リアル体験が解禁されてもオンライン体験は共存していく

徐々にブームになってきたオンライン体験、その本質的な魅力はどこにあるのだろう。地域ブランディング研究所の吉田博詞代表は、観光地の体験型観光プログラム造成支援を手掛けてきた経験から、こう分析する。

「那智勝浦のまぐろ体験では事前にキハダマグロが送られ、さばき方やおいしい食べかたを教えてもらいました。
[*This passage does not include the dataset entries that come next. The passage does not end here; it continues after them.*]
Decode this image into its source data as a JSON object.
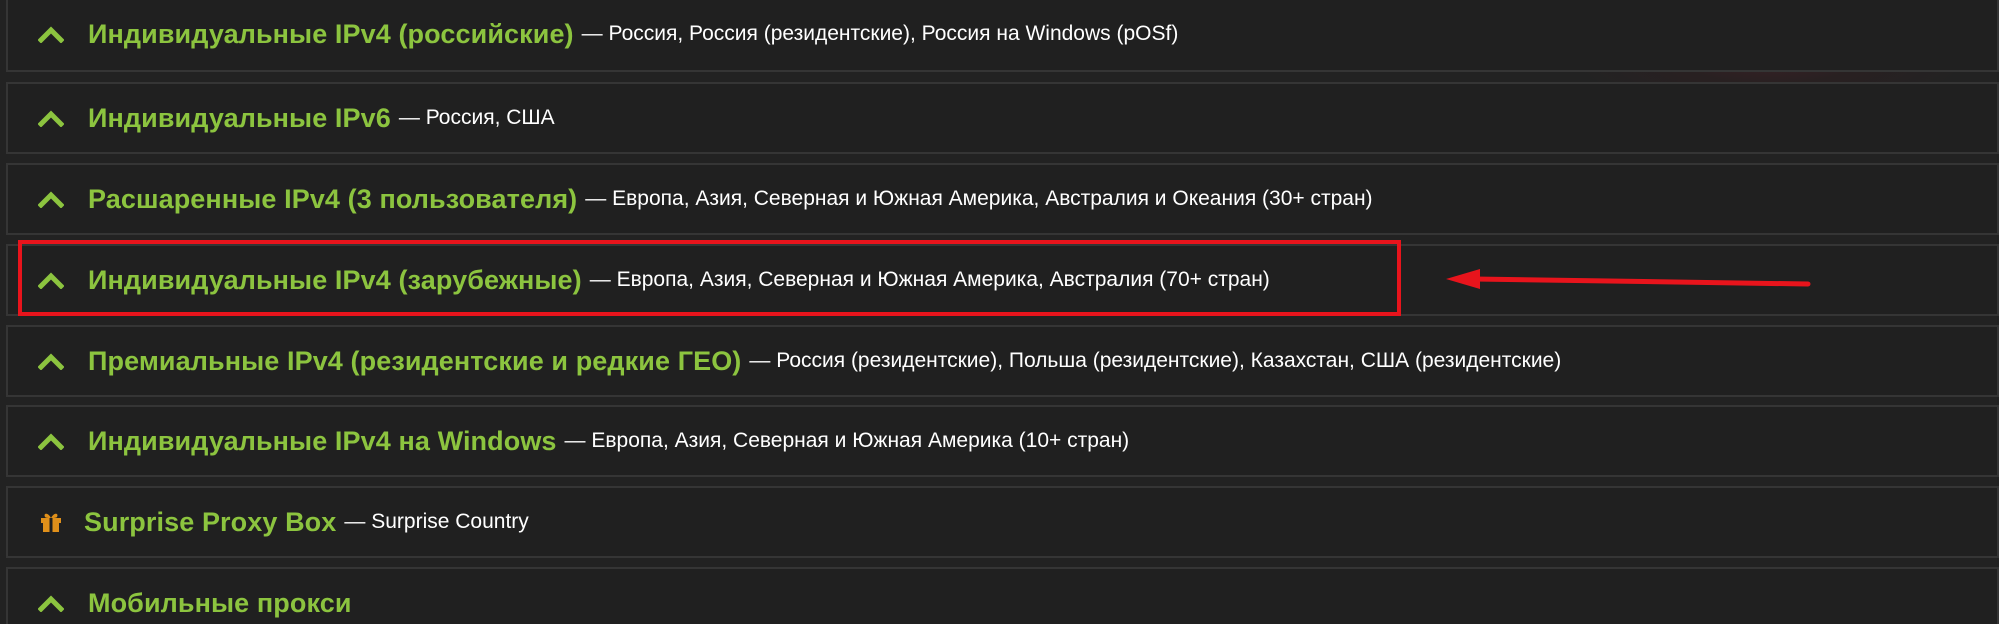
{
  "items": [
    {
      "title": "Индивидуальные IPv4 (российские)",
      "desc": "— Россия, Россия (резидентские), Россия на Windows (pOSf)",
      "icon": "chevron-up-icon"
    },
    {
      "title": "Индивидуальные IPv6",
      "desc": "— Россия, США",
      "icon": "chevron-up-icon"
    },
    {
      "title": "Расшаренные IPv4 (3 пользователя)",
      "desc": "— Европа, Азия, Северная и Южная Америка, Австралия и Океания (30+ стран)",
      "icon": "chevron-up-icon"
    },
    {
      "title": "Индивидуальные IPv4 (зарубежные)",
      "desc": "— Европа, Азия, Северная и Южная Америка, Австралия (70+ стран)",
      "icon": "chevron-up-icon"
    },
    {
      "title": "Премиальные IPv4 (резидентские и редкие ГЕО)",
      "desc": "— Россия (резидентские), Польша (резидентские), Казахстан, США (резидентские)",
      "icon": "chevron-up-icon"
    },
    {
      "title": "Индивидуальные IPv4 на Windows",
      "desc": "— Европа, Азия, Северная и Южная Америка (10+ стран)",
      "icon": "chevron-up-icon"
    },
    {
      "title": "Surprise Proxy Box",
      "desc": "— Surprise Country",
      "icon": "gift-icon"
    },
    {
      "title": "Мобильные прокси",
      "desc": "",
      "icon": "chevron-up-icon"
    }
  ],
  "colors": {
    "accent": "#8cc43f",
    "gift": "#e0901a",
    "highlight": "#e8141c",
    "background": "#222222"
  }
}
静岡のお茶体験、和歌山や京都のオンライン宿泊体験にも参加しましたが、いずれもライブで現地の様子を教えてくれたり、参加型のコミュニケーションがあったりと、リアルのビジネスで培ったコンテンツとホストの魅力がしっかりしていればオンラインの満足度も高く、次は実際に旅行に行きたいという気分も醸成されます」

自粛解除後もこのリアルとオンラインを組み合わせた需要はあるとみて、運営する体験予約サイト「Attractive JAPAN」のプログラムにも、オンライン化をサポートしていくと言う。

オンライン体験は、新型コロナウイルスの影響で、従来のリアルツアーや体験プログラムを提供できなくなった事業者が、その代替ビジネスとして開始した。参加者の側にも、自粛疲れの解消に家から気軽に体験できるレジャーという位置づけで、時代のニーズにマッチした。印象的だったのは、取材したサービス提供者すべてが、リアルのサービスを再開できるようになっても、オンラインでの提供は続けると言っていたことだ。
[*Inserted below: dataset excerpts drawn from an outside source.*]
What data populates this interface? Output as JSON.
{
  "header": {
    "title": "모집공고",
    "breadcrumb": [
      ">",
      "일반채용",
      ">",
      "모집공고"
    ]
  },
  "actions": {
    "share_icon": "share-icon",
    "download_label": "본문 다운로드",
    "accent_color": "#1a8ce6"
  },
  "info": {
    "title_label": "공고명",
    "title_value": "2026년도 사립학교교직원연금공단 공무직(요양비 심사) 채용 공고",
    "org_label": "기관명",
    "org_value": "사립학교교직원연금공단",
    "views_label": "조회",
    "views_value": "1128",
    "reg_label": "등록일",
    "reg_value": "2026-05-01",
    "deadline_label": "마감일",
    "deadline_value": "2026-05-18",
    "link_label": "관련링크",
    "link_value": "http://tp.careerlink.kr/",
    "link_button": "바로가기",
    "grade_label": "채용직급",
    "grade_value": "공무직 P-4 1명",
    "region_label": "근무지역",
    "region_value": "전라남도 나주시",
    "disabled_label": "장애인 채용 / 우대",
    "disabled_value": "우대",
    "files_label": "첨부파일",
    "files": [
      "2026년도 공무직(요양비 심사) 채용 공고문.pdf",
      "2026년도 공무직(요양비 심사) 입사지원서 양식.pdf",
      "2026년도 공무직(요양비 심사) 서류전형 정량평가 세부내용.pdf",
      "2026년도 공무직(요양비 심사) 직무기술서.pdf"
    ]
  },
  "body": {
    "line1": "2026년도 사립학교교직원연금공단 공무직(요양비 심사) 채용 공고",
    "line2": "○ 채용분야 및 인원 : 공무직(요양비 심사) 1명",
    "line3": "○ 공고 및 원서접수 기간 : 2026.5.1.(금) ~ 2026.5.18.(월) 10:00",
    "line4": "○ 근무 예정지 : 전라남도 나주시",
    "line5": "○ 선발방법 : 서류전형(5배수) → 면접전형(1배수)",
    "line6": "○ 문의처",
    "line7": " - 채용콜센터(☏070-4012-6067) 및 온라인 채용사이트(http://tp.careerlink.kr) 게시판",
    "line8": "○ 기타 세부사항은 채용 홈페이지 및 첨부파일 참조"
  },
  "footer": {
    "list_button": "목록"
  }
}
「これまではいかにリアルな体験を再現するかということに力を注いできましたが、これからは、水族館の飼育員と水槽の中を泳ぐ、電車の運転席に入れる、といったリアルでは不可能な体験を提供していきたいです」(ガイアックス TABICA事業部 地方創生室 細川哲星室長)
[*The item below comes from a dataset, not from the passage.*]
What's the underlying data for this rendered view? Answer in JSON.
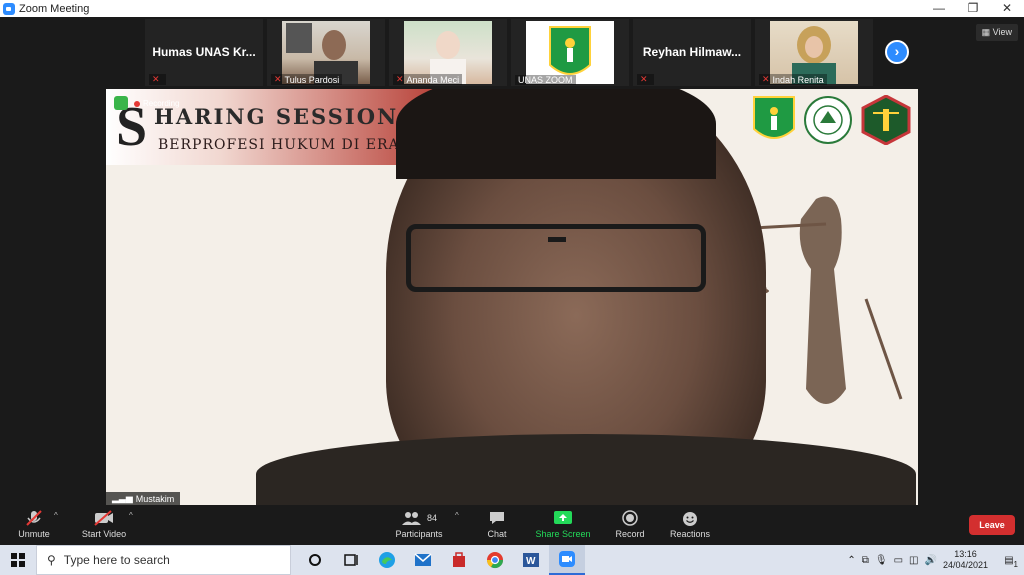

テレビ番組「タモリ倶楽部」では、鉄道マニアの出演者が、通常ダイヤとは異なる貸切運転や整備工場の内部に入れる企画が人気だ。これまでは芸能人の特権だった「特別な許可を得て撮影しています」的なシチュエーションが、オンラインなら一般人でも疑似体験できるようになるだろう。

オンラインは一時的な代替手段ではない

琴平バスの山本紗希執行役員は、「オンラインは誰がやっても同じで差別化はできないと思っていたけど、そうではないと分かりました」と語る。彼女は起案当初には社内でもっぱら否定的な反応だったオンラインバスツアーを、外部観光関係者とのコーディネートで実現し、参加者のファシリテーターとしても目覚めた。鉄道マニアや城マニアのようなコアな趣味を持つ参加者同士のコミュニケーションも、きっとうまく仕切るだろう。

6月25日、サザンオールスターズが横浜アリーナから配信したオンライン公演は、18万人がチケットを購入し50万人が視聴した。外国人旅行者がゼロになった各ゲストハウスは、オンライン宿泊でオーナーが旅をできないゲストとの触れ合いを提供している。新型コロナウイルスで全面的に活動停止に追い込まれた各業界では、世界的なプラットフォームである「Airbnb」から個人経営ビジネスまで、オンラインを一時的な代替手段ではなく、リアルとのハイブリッドなサービスとして磨いていく、復活のシナリオを描き始めている。